Meditasyon, birçok kültürde ve dinde uygulanan manevi bir arınma tekniğidir. Uyanıklık ve konsantrasyon çalışmalarıyla kişi kendini toplar ve zihnini, ruhunu dinlendirir. Doğu kültürlerinde meditasyon, köklü ve bilinç açıcı bir teknik olarak kabul edilir. Söz konusu olan bilinç açma durumu, her inanışa göre farklı adlandırılır. Bunlar; boşluk, farkındalık, tek olma, burada ve şimdide olma, düşüncedeki özgürlük olarak tanımlanabilir. Transandantal Meditasyon(TM)için: “Biz meditasyonu tanımlarken onun çok dinlendirici, sakin ama artmış bir uyanıklığın da olduğu ve genellikle iç mutluluğu yaşatan öznel bir deneyimi kazanmak amacıyla tekrar tekrar yapılan zihinsel bir teknik olarak tanımlarız” denilmektedir.
Meditasyon teknikleri, belli başlı gruplarda toplanamayacak kadar çeşitlilik gösterir.

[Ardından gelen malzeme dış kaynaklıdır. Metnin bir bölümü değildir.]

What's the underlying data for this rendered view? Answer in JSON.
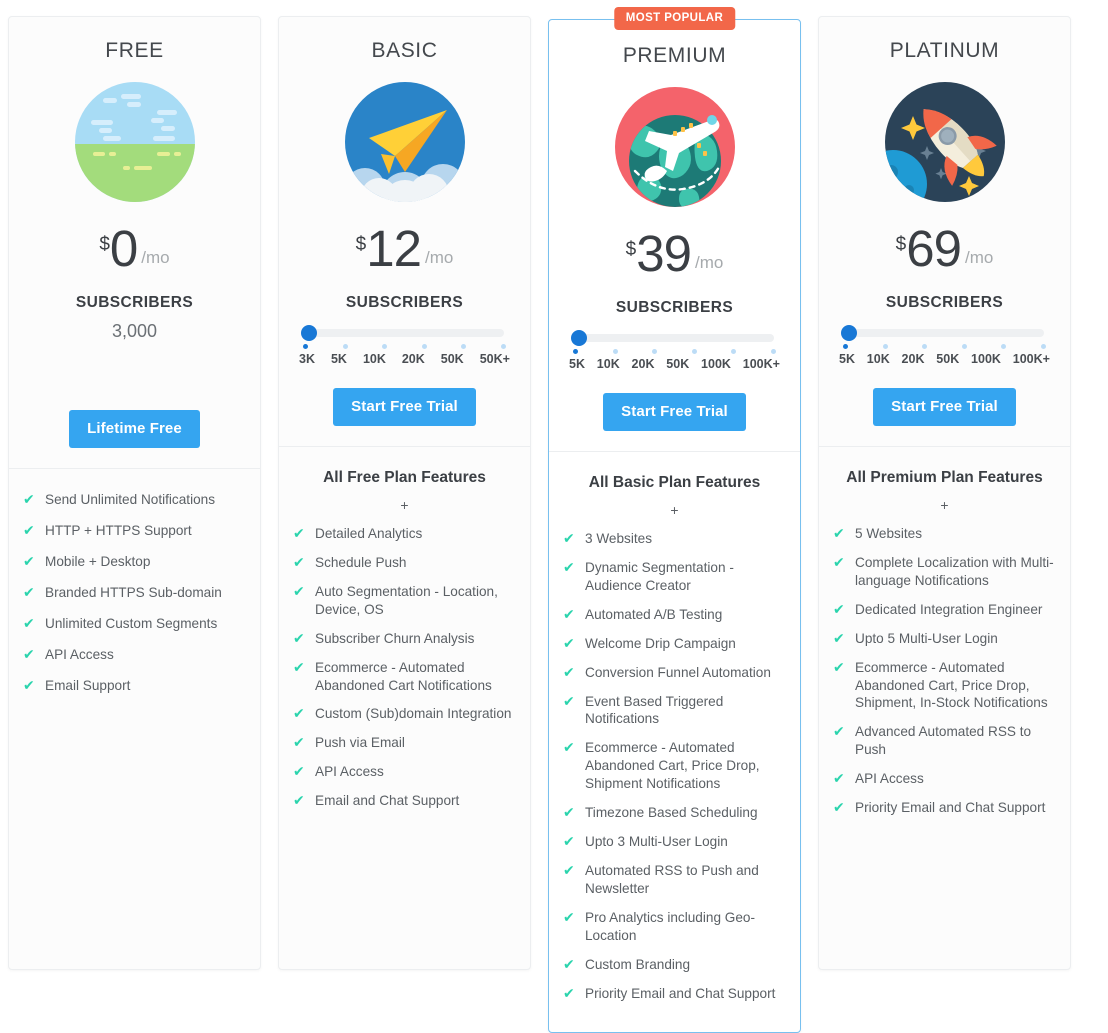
{
  "theme": {
    "accent_blue": "#35a5f0",
    "slider_blue": "#1878d6",
    "badge_orange": "#f26749",
    "check_teal": "#2bd4ad",
    "featured_border": "#78c0ef",
    "card_border": "#eceef0",
    "text_dark": "#3b3f44",
    "text_body": "#5b6065",
    "text_muted": "#a6aaad"
  },
  "labels": {
    "subscribers": "SUBSCRIBERS",
    "per_month": "/mo",
    "currency": "$",
    "plus": "+",
    "badge_most_popular": "MOST POPULAR"
  },
  "plans": [
    {
      "name": "FREE",
      "illustration": "landscape-sky-field-icon",
      "price": "0",
      "currency": "$",
      "period": "/mo",
      "featured": false,
      "badge": null,
      "subscribers_label": "SUBSCRIBERS",
      "subscribers_static": "3,000",
      "has_slider": false,
      "slider_ticks": [],
      "slider_active_index": null,
      "cta_label": "Lifetime Free",
      "features_title": null,
      "features": [
        "Send Unlimited Notifications",
        "HTTP + HTTPS Support",
        "Mobile + Desktop",
        "Branded HTTPS Sub-domain",
        "Unlimited Custom Segments",
        "API Access",
        "Email Support"
      ]
    },
    {
      "name": "BASIC",
      "illustration": "paper-plane-icon",
      "price": "12",
      "currency": "$",
      "period": "/mo",
      "featured": false,
      "badge": null,
      "subscribers_label": "SUBSCRIBERS",
      "subscribers_static": null,
      "has_slider": true,
      "slider_ticks": [
        "3K",
        "5K",
        "10K",
        "20K",
        "50K",
        "50K+"
      ],
      "slider_active_index": 0,
      "cta_label": "Start Free Trial",
      "features_title": "All Free Plan Features",
      "features": [
        "Detailed Analytics",
        "Schedule Push",
        "Auto Segmentation - Location, Device, OS",
        "Subscriber Churn Analysis",
        "Ecommerce - Automated Abandoned Cart Notifications",
        "Custom (Sub)domain Integration",
        "Push via Email",
        "API Access",
        "Email and Chat Support"
      ]
    },
    {
      "name": "PREMIUM",
      "illustration": "airplane-globe-icon",
      "price": "39",
      "currency": "$",
      "period": "/mo",
      "featured": true,
      "badge": "MOST POPULAR",
      "subscribers_label": "SUBSCRIBERS",
      "subscribers_static": null,
      "has_slider": true,
      "slider_ticks": [
        "5K",
        "10K",
        "20K",
        "50K",
        "100K",
        "100K+"
      ],
      "slider_active_index": 0,
      "cta_label": "Start Free Trial",
      "features_title": "All Basic Plan Features",
      "features": [
        "3 Websites",
        "Dynamic Segmentation - Audience Creator",
        "Automated A/B Testing",
        "Welcome Drip Campaign",
        "Conversion Funnel Automation",
        "Event Based Triggered Notifications",
        "Ecommerce - Automated Abandoned Cart, Price Drop, Shipment Notifications",
        "Timezone Based Scheduling",
        "Upto 3 Multi-User Login",
        "Automated RSS to Push and Newsletter",
        "Pro Analytics including Geo-Location",
        "Custom Branding",
        "Priority Email and Chat Support"
      ]
    },
    {
      "name": "PLATINUM",
      "illustration": "rocket-space-icon",
      "price": "69",
      "currency": "$",
      "period": "/mo",
      "featured": false,
      "badge": null,
      "subscribers_label": "SUBSCRIBERS",
      "subscribers_static": null,
      "has_slider": true,
      "slider_ticks": [
        "5K",
        "10K",
        "20K",
        "50K",
        "100K",
        "100K+"
      ],
      "slider_active_index": 0,
      "cta_label": "Start Free Trial",
      "features_title": "All Premium Plan Features",
      "features": [
        "5 Websites",
        "Complete Localization with Multi-language Notifications",
        "Dedicated Integration Engineer",
        "Upto 5 Multi-User Login",
        "Ecommerce - Automated Abandoned Cart, Price Drop, Shipment, In-Stock Notifications",
        "Advanced Automated RSS to Push",
        "API Access",
        "Priority Email and Chat Support"
      ]
    }
  ]
}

Bu söz konusu teknikler dinsel kökenli geleneklere göre, her birinin kendine özgü öğretileri olan dini okullara ya da dini yönelişlere göre farklı olabilir. Birçok okul değişen meditasyon tekniklerine bağlı kalmıştır. Meditasyon teknikleri bunun yanı sıra, özellikle 20.yy.ın 50’li yıllarından itibaren batı öğretilerine ve uzak doğu öğretilerinin bir kısmına ilham vermiştir. Meditasyon teknikleri gereksinimlere göre batı öğretilerine uyarlanmıştır. Tüm meditasyon teknikleri, gündelik bilinç halinin gerçek farkındalığa dönüştürülmesini sağlayan manevi bir aracı yöntem olarak adlandırılabilir. Bu yöntem vasıtasıyla, şimdiye kadar yaşanmış olan şeyler geride bırakılır, kişi özellikle beklentilerden, geçmişteki öznel anlam yüklü yaşanmışlıklardan ve gelecekle ilgili planlardan meditasyon sayesinde arınır. Çoğu meditasyon tekniği, gerçek farkındalığı ve kökten rahatlamayı eşzamanlı mümkün kılarak bilinçli olma durumuna ulaşılmasını sağlar. Meditasyon teknikleri başlıca iki grupta toplanabilir:
- Sakin oturma teknikleriyle uygulanan pasif (sadece zihinsel anlamda) olan meditasyon teknikleri
- Sesli konuşmalar ve müzik eşliğinde dikkati toplamayı sağlayan, bedensel hareketlerle yapılan aktif meditasyon teknikleri
Her iki meditasyon tekniği de hem aktif olarak dikkat toplamayı hem de pasif olarak gevşemeyi, pasif olma durumunu kapsar. Genellikle meditasyon denilince akla pasif meditasyon şekli gelir. Bu formun kullanımı daha yaygındır.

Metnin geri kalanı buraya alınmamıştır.